Em um primeiro olhar, parece ser um cartão único, onde o empregador deposita determinado montante em dinheiro, e o empregado pode utilizar “para o que quiser”, alimentação, transporte, pagar boleto, academia, conta de luz etc.
Mas nem tudo que reluz é ouro, já dizia o velho ditado!
O empregador precisa garantir que, benefícios previstos em lei e normas coletivas, sejam efetivamente utilizados para as finalidades a que se dispõem, sem desvirtuamentos.

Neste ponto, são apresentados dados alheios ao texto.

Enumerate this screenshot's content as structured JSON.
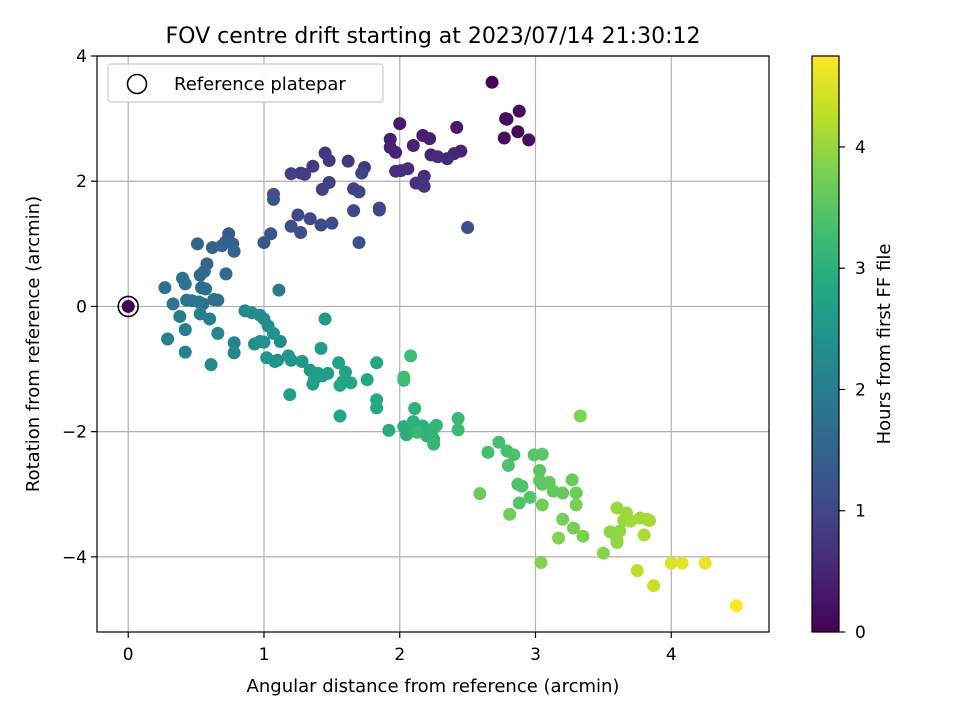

Ou seja, se o empregado tem direito à R$ 250,00 na categoria alimentação, por exemplo, ainda que a empresa adote um cartão único, terá que garantir que este saldo seja utilizado exclusivamente na compra de alimentos ou refeições, conforme o caso. O empregado não poderá sacar esse valor ou mesmo utilizá-lo para colocar gasolina no carro, por exemplo.
Outro exemplo é categoria “mobilidade”. Os “cartões flexíveis” normalmente anunciam a possibilidade de recarga do bilhete de transporte, passagem para transportes públicos, viagens em aplicativos (uber, 99 taxi etc.), fretados, e até para combustível, estacionamento, pedágio e manutenção de automóveis.
Contudo, somente o vale transporte tradicional, concedido pelo empregador para custeio de transporte público regular no deslocamento casa x trabalho x casa, permite o desconto de coparticipação do empregado de até 6% e não é considerado salário utilidade.
Assim, importante que as empresas fiquem MUITO atentas na adoção de “benefícios flexíveis”, para evitar ações administrativas e/ou judiciais.